La croix du Christ est donc pour nous une arme efficace pour lutter contre le mal quel qu’il soit.  La croix du Christ est le signe de l’espérance et de la vie plus forte que la mort pour toutes celles et ceux qui sont écrasés sous le poids  du mal.

Abbé STREBER Fernand

P’tit rawett’: UNE CROIX, C’EST UNE FENÊTRE

Ce soir-là, mon cœur est lourd, mon corps pesant. J’entre dans la chambre de Lucienne à l’heure où elle s’endort, pour l’embrasser.

            – Tu sais, maman, une croix…

            (Aurait-elle perçu ce que je vis ? Mes pensées défilent plus vite que ses mots.)

            – Une croix, oui, je sais…

            – Une croix, c’est une fenêtre.

            – ?

            – Tu ne comprends pas. Regarde, maman.

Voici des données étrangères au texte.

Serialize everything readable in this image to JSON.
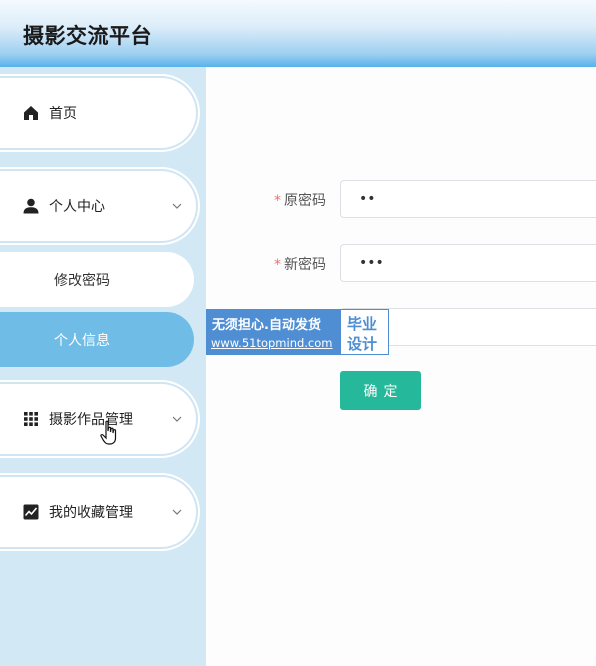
{
  "app": {
    "title": "摄影交流平台"
  },
  "sidebar": {
    "items": [
      {
        "label": "首页",
        "icon": "home-icon"
      },
      {
        "label": "个人中心",
        "icon": "user-icon",
        "expanded": true,
        "children": [
          {
            "label": "修改密码"
          },
          {
            "label": "个人信息",
            "active": true
          }
        ]
      },
      {
        "label": "摄影作品管理",
        "icon": "grid-icon"
      },
      {
        "label": "我的收藏管理",
        "icon": "chart-icon"
      }
    ]
  },
  "form": {
    "old_password": {
      "label": "原密码",
      "value": "••"
    },
    "new_password": {
      "label": "新密码",
      "value": "•••"
    },
    "confirm_password": {
      "value": ""
    },
    "confirm_button": "确定"
  },
  "watermark": {
    "line1": "无须担心.自动发货",
    "line2": "www.51topmind.com",
    "right1": "毕业",
    "right2": "设计"
  },
  "colors": {
    "active": "#6fbde6",
    "button": "#26b89a",
    "required": "#f56c6c",
    "sidebar_bg": "#d2e9f5"
  }
}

            Ma petite fille – quatre ans -, qui ne sait pas écrire mais seulement dessiner, s’assied sur son lit, prend un stylo-feutre et un papier pour m’aider à voir.

            Elle trace une croix et l’entoure d’un carré.

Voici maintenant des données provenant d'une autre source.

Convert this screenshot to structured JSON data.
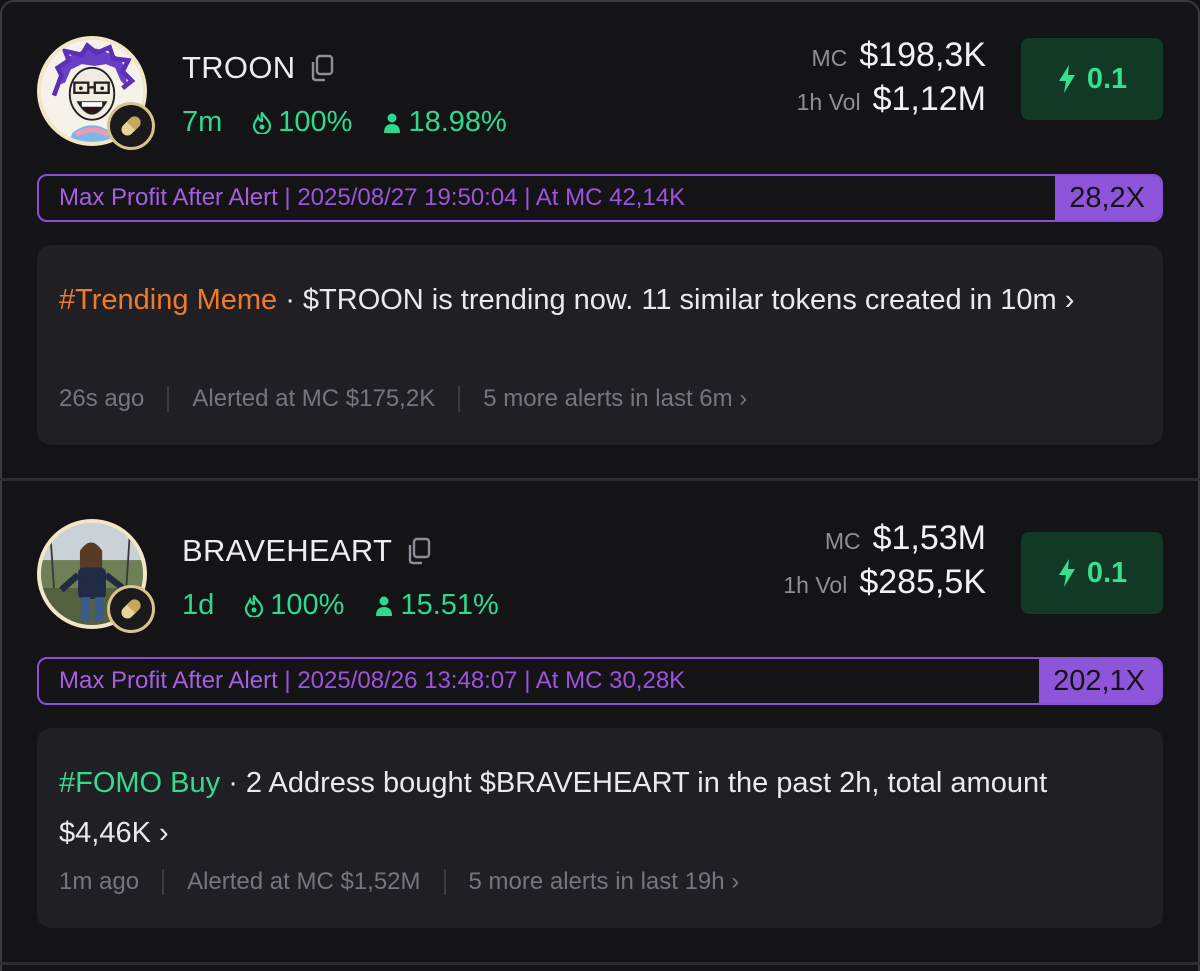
{
  "colors": {
    "background": "#141416",
    "accent_green": "#35e08f",
    "accent_purple": "#8e55db",
    "tag_orange": "#ef7a2a"
  },
  "cards": [
    {
      "name": "TROON",
      "age": "7m",
      "fire_pct": "100%",
      "holders_pct": "18.98%",
      "mc_label": "MC",
      "mc_value": "$198,3K",
      "vol_label": "1h Vol",
      "vol_value": "$1,12M",
      "buy_amount": "0.1",
      "profit_label": "Max Profit After Alert",
      "profit_info": "| 2025/08/27 19:50:04 | At MC 42,14K",
      "profit_mult": "28,2X",
      "tag": "#Trending Meme",
      "message": " · $TROON is trending now. 11 similar tokens created in 10m ›",
      "time_ago": "26s ago",
      "alerted_at": "Alerted at MC $175,2K",
      "more_alerts": "5 more alerts in last 6m ›"
    },
    {
      "name": "BRAVEHEART",
      "age": "1d",
      "fire_pct": "100%",
      "holders_pct": "15.51%",
      "mc_label": "MC",
      "mc_value": "$1,53M",
      "vol_label": "1h Vol",
      "vol_value": "$285,5K",
      "buy_amount": "0.1",
      "profit_label": "Max Profit After Alert",
      "profit_info": "| 2025/08/26 13:48:07 | At MC 30,28K",
      "profit_mult": "202,1X",
      "tag": "#FOMO Buy",
      "message": " · 2 Address bought $BRAVEHEART in the past 2h, total amount $4,46K ›",
      "time_ago": "1m ago",
      "alerted_at": "Alerted at MC $1,52M",
      "more_alerts": "5 more alerts in last 19h ›"
    }
  ]
}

            – Tu vois maman, une croix, c’est une fenêtre.

            Mon corps s’allège comme l’éclair, mon cœur à nouveau bat à l’endroit.

            – Ce que tu me dis est merveilleux. Je l’écrirai dans mon cahier pour te le redire quand tu seras grande.

            Et ma petite fille, déjà si grande, qui ne s’embarrasse pas avec la subtilité des verbes irréguliers, me répond, l’air très assuré :

            – Ce n’est pas la peine, maman. Je le “sauverai” toujours.

Journal « La Croix »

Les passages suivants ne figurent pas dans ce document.